探讨微小RNA-140(miR-140)对结直肠癌(CRC)细胞迁移和侵袭的影响及其可能机制。
分别使用脂质体转染试剂(Oligofectamine或Lipofectamine2000)将miR-140模拟物、miR-140特异性抑制剂或针对Smad3的小干扰RNA(siRNA)转染至人CRC细胞系RKO细胞。采用定量实时聚合酶链反应(实时PCR)检测miR-140和Smad3 mRNA的表达水平。通过蛋白质免疫印迹法分析Smad3蛋白。上调或下调miR-140或敲低Smad3后,采用划痕实验和Transwell小室实验检测体外细胞迁移和侵袭能力。
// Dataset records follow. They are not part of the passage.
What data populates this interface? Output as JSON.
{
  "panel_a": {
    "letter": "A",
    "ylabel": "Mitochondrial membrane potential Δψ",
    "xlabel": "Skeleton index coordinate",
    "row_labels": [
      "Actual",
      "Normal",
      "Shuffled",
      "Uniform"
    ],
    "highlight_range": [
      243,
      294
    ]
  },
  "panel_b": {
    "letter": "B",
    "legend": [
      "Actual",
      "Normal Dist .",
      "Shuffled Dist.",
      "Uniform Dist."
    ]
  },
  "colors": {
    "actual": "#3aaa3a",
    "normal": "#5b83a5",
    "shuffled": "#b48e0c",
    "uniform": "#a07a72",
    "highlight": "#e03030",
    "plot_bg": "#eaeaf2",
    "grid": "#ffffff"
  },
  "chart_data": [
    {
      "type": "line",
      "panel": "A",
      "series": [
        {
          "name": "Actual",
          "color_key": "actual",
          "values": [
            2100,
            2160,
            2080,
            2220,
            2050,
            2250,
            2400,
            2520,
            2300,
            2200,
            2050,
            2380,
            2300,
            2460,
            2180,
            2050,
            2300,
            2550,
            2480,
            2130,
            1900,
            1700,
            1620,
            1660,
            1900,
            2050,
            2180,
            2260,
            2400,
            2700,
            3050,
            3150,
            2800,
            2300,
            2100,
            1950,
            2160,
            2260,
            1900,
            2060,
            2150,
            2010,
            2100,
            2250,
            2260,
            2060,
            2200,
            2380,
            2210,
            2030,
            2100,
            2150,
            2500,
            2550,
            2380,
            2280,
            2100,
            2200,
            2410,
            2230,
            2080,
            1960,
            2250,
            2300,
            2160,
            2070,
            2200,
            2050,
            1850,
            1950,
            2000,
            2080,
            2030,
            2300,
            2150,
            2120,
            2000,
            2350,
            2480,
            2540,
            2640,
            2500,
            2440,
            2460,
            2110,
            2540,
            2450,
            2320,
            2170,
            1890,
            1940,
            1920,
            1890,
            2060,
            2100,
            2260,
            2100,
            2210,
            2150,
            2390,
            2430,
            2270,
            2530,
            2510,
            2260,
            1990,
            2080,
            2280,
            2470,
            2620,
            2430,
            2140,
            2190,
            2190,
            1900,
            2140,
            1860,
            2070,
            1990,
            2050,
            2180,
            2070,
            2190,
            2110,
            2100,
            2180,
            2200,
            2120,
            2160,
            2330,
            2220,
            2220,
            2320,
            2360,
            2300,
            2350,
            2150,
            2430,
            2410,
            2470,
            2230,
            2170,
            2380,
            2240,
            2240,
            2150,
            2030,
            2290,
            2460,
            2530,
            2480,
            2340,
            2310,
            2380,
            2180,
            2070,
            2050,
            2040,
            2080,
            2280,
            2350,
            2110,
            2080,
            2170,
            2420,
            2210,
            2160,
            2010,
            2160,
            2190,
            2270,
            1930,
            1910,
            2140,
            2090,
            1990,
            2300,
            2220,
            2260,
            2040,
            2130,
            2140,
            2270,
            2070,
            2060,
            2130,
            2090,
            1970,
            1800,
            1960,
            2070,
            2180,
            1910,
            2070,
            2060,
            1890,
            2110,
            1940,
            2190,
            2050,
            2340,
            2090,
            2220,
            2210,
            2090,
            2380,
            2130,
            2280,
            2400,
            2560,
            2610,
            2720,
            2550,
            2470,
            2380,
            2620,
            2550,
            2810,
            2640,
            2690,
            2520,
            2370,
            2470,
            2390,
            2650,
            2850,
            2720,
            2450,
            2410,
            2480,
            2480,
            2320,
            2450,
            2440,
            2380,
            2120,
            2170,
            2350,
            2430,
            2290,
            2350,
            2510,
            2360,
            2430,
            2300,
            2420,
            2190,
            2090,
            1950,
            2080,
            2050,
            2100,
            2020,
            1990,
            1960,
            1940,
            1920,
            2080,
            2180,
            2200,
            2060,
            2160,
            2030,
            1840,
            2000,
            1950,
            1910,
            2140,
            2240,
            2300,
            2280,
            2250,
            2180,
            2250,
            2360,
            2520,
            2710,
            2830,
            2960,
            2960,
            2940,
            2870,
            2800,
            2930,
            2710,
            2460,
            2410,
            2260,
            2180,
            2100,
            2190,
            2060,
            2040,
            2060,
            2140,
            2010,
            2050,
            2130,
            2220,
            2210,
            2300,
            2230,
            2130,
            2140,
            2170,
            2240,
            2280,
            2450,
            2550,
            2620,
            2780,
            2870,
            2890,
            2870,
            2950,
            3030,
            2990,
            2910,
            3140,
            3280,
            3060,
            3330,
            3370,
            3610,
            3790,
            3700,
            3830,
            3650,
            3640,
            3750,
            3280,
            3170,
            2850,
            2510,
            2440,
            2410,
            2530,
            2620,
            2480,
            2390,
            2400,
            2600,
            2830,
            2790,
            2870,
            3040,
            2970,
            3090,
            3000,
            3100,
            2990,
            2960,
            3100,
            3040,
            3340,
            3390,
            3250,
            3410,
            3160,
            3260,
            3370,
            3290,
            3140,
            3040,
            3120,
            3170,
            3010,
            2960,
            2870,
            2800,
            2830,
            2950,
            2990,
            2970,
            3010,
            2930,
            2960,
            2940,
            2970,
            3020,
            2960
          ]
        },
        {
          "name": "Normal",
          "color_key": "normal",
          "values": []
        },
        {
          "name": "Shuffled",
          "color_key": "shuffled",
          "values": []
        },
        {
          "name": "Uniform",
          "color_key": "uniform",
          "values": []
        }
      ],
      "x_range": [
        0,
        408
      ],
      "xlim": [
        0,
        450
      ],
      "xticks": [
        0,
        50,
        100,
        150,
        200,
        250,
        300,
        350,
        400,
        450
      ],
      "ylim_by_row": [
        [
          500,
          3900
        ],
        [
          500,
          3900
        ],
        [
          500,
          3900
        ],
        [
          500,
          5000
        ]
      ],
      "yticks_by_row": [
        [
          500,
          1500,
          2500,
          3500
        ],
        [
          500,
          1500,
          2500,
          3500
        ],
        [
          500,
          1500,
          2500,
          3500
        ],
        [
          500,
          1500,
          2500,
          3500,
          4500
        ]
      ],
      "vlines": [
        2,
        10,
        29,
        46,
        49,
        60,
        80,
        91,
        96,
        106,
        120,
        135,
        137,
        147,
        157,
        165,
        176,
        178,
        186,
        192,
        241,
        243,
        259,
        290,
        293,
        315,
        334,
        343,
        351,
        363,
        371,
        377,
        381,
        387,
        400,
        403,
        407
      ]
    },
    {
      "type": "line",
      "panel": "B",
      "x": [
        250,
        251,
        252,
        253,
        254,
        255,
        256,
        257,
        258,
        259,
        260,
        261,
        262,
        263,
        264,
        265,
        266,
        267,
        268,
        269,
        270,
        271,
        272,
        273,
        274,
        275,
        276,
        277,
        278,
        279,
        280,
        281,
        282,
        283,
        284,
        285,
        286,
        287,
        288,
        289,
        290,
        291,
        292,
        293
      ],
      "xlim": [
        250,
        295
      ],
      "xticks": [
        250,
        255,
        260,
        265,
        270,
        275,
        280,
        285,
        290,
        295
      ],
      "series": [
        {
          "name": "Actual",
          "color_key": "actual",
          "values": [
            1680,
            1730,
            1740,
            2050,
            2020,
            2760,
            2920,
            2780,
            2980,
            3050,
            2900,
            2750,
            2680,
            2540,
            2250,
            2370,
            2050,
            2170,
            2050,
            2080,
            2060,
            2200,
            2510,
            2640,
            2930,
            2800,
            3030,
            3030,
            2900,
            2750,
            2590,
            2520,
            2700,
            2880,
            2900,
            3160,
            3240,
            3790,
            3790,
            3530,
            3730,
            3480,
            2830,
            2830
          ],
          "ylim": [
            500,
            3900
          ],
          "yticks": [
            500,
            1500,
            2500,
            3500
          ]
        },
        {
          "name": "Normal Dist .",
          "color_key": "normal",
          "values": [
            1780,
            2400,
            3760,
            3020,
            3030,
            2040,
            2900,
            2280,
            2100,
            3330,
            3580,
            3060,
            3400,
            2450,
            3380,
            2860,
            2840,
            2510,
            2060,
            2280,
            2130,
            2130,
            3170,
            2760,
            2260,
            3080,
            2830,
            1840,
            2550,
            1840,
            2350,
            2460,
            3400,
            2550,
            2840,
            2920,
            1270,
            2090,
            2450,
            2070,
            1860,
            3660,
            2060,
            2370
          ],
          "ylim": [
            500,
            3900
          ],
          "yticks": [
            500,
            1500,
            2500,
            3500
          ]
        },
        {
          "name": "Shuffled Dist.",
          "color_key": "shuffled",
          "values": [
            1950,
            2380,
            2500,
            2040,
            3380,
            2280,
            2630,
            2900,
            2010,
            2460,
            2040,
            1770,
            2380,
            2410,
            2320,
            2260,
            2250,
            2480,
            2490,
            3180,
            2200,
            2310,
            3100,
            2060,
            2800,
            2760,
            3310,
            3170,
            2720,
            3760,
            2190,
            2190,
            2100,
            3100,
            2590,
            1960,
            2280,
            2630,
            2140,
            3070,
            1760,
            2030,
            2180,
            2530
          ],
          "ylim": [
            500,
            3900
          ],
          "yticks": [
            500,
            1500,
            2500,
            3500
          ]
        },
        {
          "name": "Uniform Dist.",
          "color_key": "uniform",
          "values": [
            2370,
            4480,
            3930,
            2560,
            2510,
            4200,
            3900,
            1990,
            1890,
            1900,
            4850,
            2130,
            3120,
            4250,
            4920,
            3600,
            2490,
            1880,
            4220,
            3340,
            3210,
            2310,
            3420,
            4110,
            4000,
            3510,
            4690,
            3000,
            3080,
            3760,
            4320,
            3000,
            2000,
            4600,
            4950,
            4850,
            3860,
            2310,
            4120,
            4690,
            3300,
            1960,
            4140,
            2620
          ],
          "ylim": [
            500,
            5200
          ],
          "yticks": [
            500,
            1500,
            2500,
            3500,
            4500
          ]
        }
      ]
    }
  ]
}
蛋白质免疫印迹分析显示,上调miR-140后Smad3蛋白水平显著降低(0.04±0.01),对照组为(0.47±0.02,P<0.05),阴性对照组为(0.52±0.06,P<0.05)。实时PCR结果表明,miR-140转染组与阴性对照组Smad3 mRNA水平差异无统计学意义(1.11±0.13比1.00±0.06,P>0.05)。划痕实验显示,与对照组和阴性对照组相比,miR-140显著减弱细胞迁移能力,而与Smad3 siRNA转染组相比差异无统计学意义。在未铺基质胶的Transwell小室实验中,miR-140组穿过小室的细胞数为(76.2±4.4),显著低于对照组(267.1±4.9)和阴性对照组(336.1±5.7)(P<0.05),但miR-140组(76.2±4.4)与Smad3 siRNA组(83.5±7.3)差异无统计学意义。铺有基质胶的Transwell小室实验显示,miR-140组穿过膜的细胞数为(109.5±7.4),显著低于对照组(403.1±5.1)和阴性对照组(392.6±8.4)(P<0.05),Smad3 siRNA转染组有类似结果(138.8±3.6)(P>0.05)。下调miR-140可增加Smad3蛋白表达水平,并部分逆转miR-140介导的细胞迁移和侵袭抑制作用。共转染miR-140抑制剂和Smad3 siRNA对Smad3蛋白表达及细胞迁移和侵袭能力无显著影响。
miR-140在转录后水平调控Smad3表达。miR-140可能通过下调Smad3抑制CRC细胞的迁移和侵袭能力。本研究结果提示,miR-140可能作为肿瘤转移诊断和治疗的潜在生物标志物具有独特潜力。